Surely, we said, this problem is so big it must be a problem for governments, big businesses and world organisations to deal with? It must be their responsibility not ours. And if they act as if there is no emergency, no urgency to act, should we not follow their lead and let things sort themselves out?

We are happy to do the small things, to reuse our plastic carrier bags, recycle the newspapers, buy an eco friendly hammock for the garden and make sure our new T-shirt is made from organic cotton. But to address the big problem, to seek love and justice for the earth and all its inhabitants, is beyond what we can even imagine. 

But in the background there have been people calling for and working for change. People who see the problem for what it is and see the scale and urgency of the changes needed. People who are prepared to stand up and stand out and say it like it is. 

And where in all this is the church? Where in all this are those who are followers of Christ? Where is the leadership, the penitence, the will to turn things round? Why are we still counting out our tithe of mint and rue whilst supporting a vast carbon producing, fossil fuel dependent economy?

Falling in Love Again

The world around us is full of curious, beautiful and amazing things. As small children our curiosity and our amazement knew no bounds.
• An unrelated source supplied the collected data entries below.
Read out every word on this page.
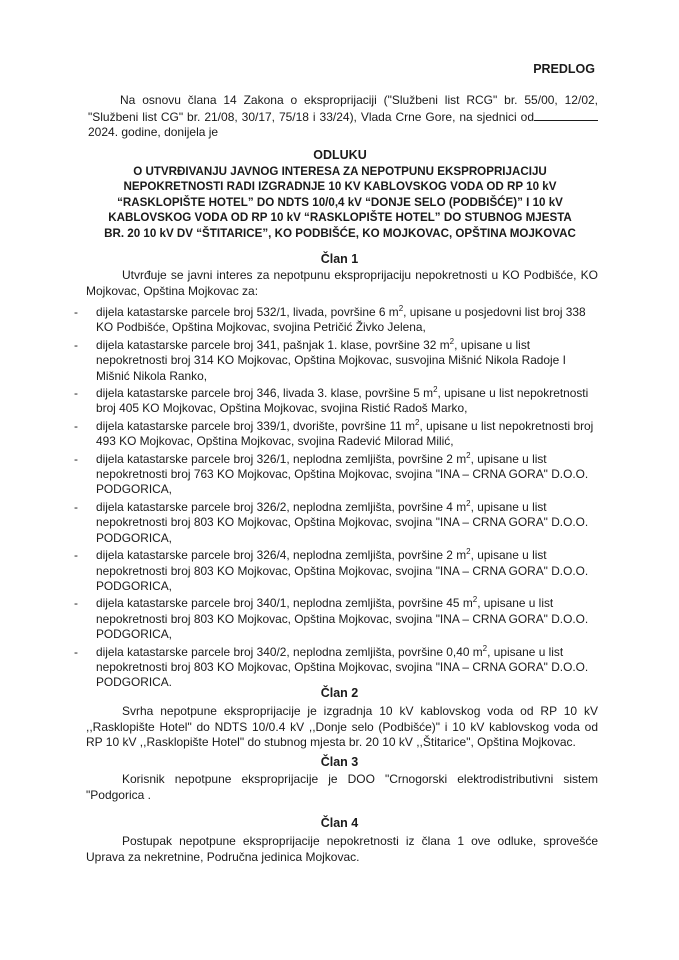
PREDLOG
Na osnovu člana 14 Zakona o eksproprijaciji ("Službeni list RCG" br. 55/00, 12/02, "Službeni list CG" br. 21/08, 30/17, 75/18 i 33/24), Vlada Crne Gore, na sjednici od2024. godine, donijela je
ODLUKU
O UTVRĐIVANJU JAVNOG INTERESA ZA NEPOTPUNU EKSPROPRIJACIJU
NEPOKRETNOSTI RADI IZGRADNJE 10 KV KABLOVSKOG VODA OD RP 10 kV
“RASKLOPIŠTE HOTEL” DO NDTS 10/0,4 kV “DONJE SELO (PODBIŠĆE)” I 10 kV
KABLOVSKOG VODA OD RP 10 kV “RASKLOPIŠTE HOTEL” DO STUBNOG MJESTA
BR. 20 10 kV DV “ŠTITARICE”, KO PODBIŠĆE, KO MOJKOVAC, OPŠTINA MOJKOVAC
Član 1
Utvrđuje se javni interes za nepotpunu eksproprijaciju nepokretnosti u KO Podbišće, KO Mojkovac, Opština Mojkovac za:
- dijela katastarske parcele broj 532/1, livada, površine 6 $m^2$, upisane u posjedovni list broj 338 KO Podbišće, Opština Mojkovac, svojina Petričić Živko Jelena,
- dijela katastarske parcele broj 341, pašnjak 1. klase, površine 32 $m^2$, upisane u list nepokretnosti broj 314 KO Mojkovac, Opština Mojkovac, susvojina Mišnić Nikola Radoje I Mišnić Nikola Ranko,
- dijela katastarske parcele broj 346, livada 3. klase, površine 5 $m^2$, upisane u list nepokretnosti broj 405 KO Mojkovac, Opština Mojkovac, svojina Ristić Radoš Marko,
- dijela katastarske parcele broj 339/1, dvorište, površine 11 $m^2$, upisane u list nepokretnosti broj 493 KO Mojkovac, Opština Mojkovac, svojina Radević Milorad Milić,
- dijela katastarske parcele broj 326/1, neplodna zemljišta, površine 2 $m^2$, upisane u list nepokretnosti broj 763 KO Mojkovac, Opština Mojkovac, svojina "INA – CRNA GORA" D.O.O. PODGORICA,
- dijela katastarske parcele broj 326/2, neplodna zemljišta, površine 4 $m^2$, upisane u list nepokretnosti broj 803 KO Mojkovac, Opština Mojkovac, svojina "INA – CRNA GORA" D.O.O. PODGORICA,
- dijela katastarske parcele broj 326/4, neplodna zemljišta, površine 2 $m^2$, upisane u list nepokretnosti broj 803 KO Mojkovac, Opština Mojkovac, svojina "INA – CRNA GORA" D.O.O. PODGORICA,
- dijela katastarske parcele broj 340/1, neplodna zemljišta, površine 45 $m^2$, upisane u list nepokretnosti broj 803 KO Mojkovac, Opština Mojkovac, svojina "INA – CRNA GORA" D.O.O. PODGORICA,
- dijela katastarske parcele broj 340/2, neplodna zemljišta, površine 0,40 $m^2$, upisane u list nepokretnosti broj 803 KO Mojkovac, Opština Mojkovac, svojina "INA – CRNA GORA" D.O.O. PODGORICA.
Član 2
Svrha nepotpune eksproprijacije je izgradnja 10 kV kablovskog voda od RP 10 kV ,,Rasklopište Hotel" do NDTS 10/0.4 kV ,,Donje selo (Podbišće)" i 10 kV kablovskog voda od RP 10 kV ,,Rasklopište Hotel" do stubnog mjesta br. 20 10 kV ,,Štitarice", Opština Mojkovac.
Član 3
Korisnik nepotpune eksproprijacije je DOO "Crnogorski elektrodistributivni sistem "Podgorica .
Član 4
Postupak nepotpune eksproprijacije nepokretnosti iz člana 1 ove odluke, sprovešće Uprava za nekretnine, Područna jedinica Mojkovac.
Every day would produce novelties- things to see, things to chew or eat, things to grab and hold, things to poke and explore. 

As we have grow older we have often lost that sense of wonder. Things that were new have become mundane. In the rush to be busy, small things flop below the radar. Decorum dictates that we shouldn’t prod or lick things and, unless we’re wine tasters, swirling stuff around our mouth and spitting are frowned upon. Stopping suddenly just to look is discouraged – it interrupts the flow of traffic. Daily routines take over. 

And our love for the world wains and falters. 

Today begins the season of creation-tide which runs from 1st September till 4th October, the Feast of St Francis. Let’s fall in love again with creation. 

Snails may be slimy, commonplace and the bane of gardeners but look again ! They are beautiful, with muted colours, a fluid muscular body and a wonderful spiralling shell. This is a white lipped snail, one of many which has occupied our garden this year.